Leistungsstarke Druckluft-Werkzeuge von Suhner
Antriebe für Werkzeuge gibt es viele. Unterschiedlichste Energiequellen mit verschiedenen Leistungen sind auf dem Markt. Druckluftmotoren sind eine wirtschaftlich sehr interessante Variante, wie bekannt. In Form von Lamellenmotoren stellen diese sowohl ökonomisch als auch technisch besonders gute Alternativen dar.
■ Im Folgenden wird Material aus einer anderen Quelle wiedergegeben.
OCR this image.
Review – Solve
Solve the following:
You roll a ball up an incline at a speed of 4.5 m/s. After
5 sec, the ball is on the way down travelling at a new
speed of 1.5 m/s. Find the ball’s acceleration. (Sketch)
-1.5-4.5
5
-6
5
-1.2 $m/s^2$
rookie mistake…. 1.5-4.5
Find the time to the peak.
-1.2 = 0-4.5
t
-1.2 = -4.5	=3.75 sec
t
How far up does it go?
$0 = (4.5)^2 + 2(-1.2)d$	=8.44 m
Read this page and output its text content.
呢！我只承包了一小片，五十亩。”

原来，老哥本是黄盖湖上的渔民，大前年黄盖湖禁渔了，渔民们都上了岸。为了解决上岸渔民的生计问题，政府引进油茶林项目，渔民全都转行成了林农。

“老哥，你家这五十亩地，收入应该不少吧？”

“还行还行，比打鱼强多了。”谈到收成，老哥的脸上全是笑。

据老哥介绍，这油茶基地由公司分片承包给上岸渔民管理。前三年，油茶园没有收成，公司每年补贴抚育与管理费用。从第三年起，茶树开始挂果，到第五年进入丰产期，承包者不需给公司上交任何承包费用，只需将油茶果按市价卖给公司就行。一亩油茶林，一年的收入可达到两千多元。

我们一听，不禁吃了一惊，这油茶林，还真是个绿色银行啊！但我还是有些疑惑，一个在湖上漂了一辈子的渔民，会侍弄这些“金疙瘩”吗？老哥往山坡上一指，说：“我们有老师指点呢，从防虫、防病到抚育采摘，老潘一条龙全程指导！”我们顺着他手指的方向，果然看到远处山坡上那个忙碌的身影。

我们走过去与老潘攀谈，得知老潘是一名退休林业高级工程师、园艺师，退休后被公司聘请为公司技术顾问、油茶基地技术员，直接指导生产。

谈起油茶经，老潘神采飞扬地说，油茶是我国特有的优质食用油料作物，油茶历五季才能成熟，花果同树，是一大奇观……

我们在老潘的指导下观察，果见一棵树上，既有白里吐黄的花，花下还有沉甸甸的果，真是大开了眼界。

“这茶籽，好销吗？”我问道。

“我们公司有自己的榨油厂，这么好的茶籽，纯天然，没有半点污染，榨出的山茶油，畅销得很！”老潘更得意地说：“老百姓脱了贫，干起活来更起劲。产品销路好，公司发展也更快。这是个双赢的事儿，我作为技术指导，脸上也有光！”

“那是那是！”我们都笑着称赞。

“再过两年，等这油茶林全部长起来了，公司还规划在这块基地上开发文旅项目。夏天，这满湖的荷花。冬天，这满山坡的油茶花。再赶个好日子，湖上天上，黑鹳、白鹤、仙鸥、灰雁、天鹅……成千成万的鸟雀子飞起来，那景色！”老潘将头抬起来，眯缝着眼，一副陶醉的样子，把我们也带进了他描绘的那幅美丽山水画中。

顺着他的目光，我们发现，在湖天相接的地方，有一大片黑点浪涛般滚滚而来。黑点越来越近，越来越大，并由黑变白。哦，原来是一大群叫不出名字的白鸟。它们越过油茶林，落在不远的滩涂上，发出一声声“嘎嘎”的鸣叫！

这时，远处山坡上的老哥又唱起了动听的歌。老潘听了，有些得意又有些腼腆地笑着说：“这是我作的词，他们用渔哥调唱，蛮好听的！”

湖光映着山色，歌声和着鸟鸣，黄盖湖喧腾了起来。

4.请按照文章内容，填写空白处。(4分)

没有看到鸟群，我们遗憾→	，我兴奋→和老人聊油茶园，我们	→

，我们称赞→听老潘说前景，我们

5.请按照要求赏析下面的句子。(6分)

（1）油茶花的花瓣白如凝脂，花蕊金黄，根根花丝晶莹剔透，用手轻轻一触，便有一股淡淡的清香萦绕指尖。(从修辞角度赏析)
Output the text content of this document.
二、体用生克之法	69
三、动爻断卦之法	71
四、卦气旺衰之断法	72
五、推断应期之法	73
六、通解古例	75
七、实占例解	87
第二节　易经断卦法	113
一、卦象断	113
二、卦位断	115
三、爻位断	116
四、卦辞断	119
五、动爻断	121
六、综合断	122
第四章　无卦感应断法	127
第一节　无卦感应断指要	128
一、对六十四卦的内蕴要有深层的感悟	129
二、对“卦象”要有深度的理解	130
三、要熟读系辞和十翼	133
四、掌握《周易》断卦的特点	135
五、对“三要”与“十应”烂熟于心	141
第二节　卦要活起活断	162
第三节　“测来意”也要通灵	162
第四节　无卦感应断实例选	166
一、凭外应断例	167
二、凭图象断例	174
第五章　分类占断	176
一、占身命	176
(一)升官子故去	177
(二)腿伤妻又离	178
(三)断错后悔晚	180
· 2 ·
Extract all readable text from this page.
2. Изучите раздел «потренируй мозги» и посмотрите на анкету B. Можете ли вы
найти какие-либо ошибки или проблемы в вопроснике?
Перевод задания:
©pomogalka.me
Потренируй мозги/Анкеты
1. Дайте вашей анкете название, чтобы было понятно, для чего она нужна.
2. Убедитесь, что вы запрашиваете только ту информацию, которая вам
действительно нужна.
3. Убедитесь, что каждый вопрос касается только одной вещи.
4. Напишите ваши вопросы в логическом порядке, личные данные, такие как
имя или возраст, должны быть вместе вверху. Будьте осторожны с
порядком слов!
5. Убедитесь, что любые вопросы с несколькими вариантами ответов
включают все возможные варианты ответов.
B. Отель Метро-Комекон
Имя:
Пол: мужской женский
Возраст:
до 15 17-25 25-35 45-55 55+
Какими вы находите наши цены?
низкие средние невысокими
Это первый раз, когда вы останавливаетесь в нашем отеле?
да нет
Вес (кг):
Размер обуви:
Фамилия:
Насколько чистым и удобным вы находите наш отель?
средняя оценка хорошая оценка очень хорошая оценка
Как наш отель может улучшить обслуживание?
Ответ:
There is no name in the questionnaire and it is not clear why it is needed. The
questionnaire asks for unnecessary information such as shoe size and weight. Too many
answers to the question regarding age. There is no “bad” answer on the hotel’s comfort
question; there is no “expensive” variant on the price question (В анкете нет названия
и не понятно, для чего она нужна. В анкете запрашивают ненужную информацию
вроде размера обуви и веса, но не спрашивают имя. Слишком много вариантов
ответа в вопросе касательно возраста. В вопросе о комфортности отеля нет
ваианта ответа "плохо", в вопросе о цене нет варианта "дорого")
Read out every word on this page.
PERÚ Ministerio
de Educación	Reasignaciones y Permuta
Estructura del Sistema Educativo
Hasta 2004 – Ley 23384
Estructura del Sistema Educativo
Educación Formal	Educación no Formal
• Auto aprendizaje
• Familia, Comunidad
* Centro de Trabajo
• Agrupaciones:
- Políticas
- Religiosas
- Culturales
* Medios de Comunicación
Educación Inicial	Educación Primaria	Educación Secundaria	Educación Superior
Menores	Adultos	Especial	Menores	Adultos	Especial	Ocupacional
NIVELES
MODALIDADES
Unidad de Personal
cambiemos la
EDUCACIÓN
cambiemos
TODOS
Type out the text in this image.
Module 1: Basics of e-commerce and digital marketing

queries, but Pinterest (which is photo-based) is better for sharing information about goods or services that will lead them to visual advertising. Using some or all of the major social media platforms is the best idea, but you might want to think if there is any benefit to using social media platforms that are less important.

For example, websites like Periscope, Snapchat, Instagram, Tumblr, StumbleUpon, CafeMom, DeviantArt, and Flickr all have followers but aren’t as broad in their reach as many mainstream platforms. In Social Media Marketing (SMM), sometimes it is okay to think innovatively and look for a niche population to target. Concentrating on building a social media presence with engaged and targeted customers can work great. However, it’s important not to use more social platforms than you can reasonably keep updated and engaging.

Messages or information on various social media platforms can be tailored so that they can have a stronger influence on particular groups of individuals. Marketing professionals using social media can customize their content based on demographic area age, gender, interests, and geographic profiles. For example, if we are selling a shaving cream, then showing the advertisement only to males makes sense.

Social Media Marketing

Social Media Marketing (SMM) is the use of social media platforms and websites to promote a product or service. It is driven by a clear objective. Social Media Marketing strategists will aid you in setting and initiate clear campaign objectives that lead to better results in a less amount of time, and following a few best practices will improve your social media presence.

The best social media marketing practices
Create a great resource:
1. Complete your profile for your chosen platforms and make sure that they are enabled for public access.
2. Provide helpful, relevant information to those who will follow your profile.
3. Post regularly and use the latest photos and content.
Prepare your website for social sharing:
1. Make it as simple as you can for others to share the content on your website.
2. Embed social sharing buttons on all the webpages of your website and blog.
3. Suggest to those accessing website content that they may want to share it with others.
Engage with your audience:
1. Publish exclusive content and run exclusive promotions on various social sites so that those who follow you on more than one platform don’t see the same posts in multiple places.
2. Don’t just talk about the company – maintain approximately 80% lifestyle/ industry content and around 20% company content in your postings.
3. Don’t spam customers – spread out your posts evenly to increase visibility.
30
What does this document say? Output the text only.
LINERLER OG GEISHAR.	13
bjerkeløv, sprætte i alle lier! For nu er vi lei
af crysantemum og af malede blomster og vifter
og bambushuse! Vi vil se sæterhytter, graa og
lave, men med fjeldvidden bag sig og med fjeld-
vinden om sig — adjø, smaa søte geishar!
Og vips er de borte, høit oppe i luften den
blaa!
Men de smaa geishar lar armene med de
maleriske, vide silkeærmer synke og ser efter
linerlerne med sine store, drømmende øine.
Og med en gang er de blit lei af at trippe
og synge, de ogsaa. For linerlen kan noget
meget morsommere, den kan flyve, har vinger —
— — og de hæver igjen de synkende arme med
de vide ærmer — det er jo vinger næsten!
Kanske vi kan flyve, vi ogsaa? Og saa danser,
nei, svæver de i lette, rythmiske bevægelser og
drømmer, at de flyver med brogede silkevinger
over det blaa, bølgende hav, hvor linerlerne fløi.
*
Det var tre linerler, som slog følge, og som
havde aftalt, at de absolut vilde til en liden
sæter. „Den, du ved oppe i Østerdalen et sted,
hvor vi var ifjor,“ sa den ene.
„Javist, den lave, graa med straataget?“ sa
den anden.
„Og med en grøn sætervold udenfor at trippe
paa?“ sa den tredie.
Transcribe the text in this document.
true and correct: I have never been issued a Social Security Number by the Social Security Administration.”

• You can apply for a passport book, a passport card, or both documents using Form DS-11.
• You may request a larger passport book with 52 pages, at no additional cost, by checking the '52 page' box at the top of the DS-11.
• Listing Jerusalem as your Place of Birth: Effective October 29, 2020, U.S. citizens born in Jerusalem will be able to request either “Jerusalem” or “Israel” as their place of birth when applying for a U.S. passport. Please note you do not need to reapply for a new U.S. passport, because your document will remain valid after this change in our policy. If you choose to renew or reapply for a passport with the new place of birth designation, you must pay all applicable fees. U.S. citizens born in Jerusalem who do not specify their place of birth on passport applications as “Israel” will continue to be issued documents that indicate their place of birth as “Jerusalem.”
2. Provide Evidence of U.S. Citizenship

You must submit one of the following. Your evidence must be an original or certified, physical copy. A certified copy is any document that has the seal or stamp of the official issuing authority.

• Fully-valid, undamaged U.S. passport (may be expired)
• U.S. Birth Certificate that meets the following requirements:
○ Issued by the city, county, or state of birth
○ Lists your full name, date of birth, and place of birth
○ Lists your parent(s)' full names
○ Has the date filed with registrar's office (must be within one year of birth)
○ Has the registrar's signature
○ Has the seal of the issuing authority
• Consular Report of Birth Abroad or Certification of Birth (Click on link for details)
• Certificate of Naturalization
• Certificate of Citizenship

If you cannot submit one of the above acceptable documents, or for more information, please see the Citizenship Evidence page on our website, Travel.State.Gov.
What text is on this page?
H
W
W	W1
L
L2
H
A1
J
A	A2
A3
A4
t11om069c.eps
Die Otto Suhner AG brachte schon 2006 mit der heute bewährten G-Reihe ein Produkt auf den Markt, welches das Potential von Lamellenmotoren erheblich ausgeweitet hat: "Mit dem neuen 900-Watt-Motor wird das Potential von Lamellenmotoren nahezu ausgereizt und die Vorteile dieser Antriebsart weiter erhöht", so Suhner.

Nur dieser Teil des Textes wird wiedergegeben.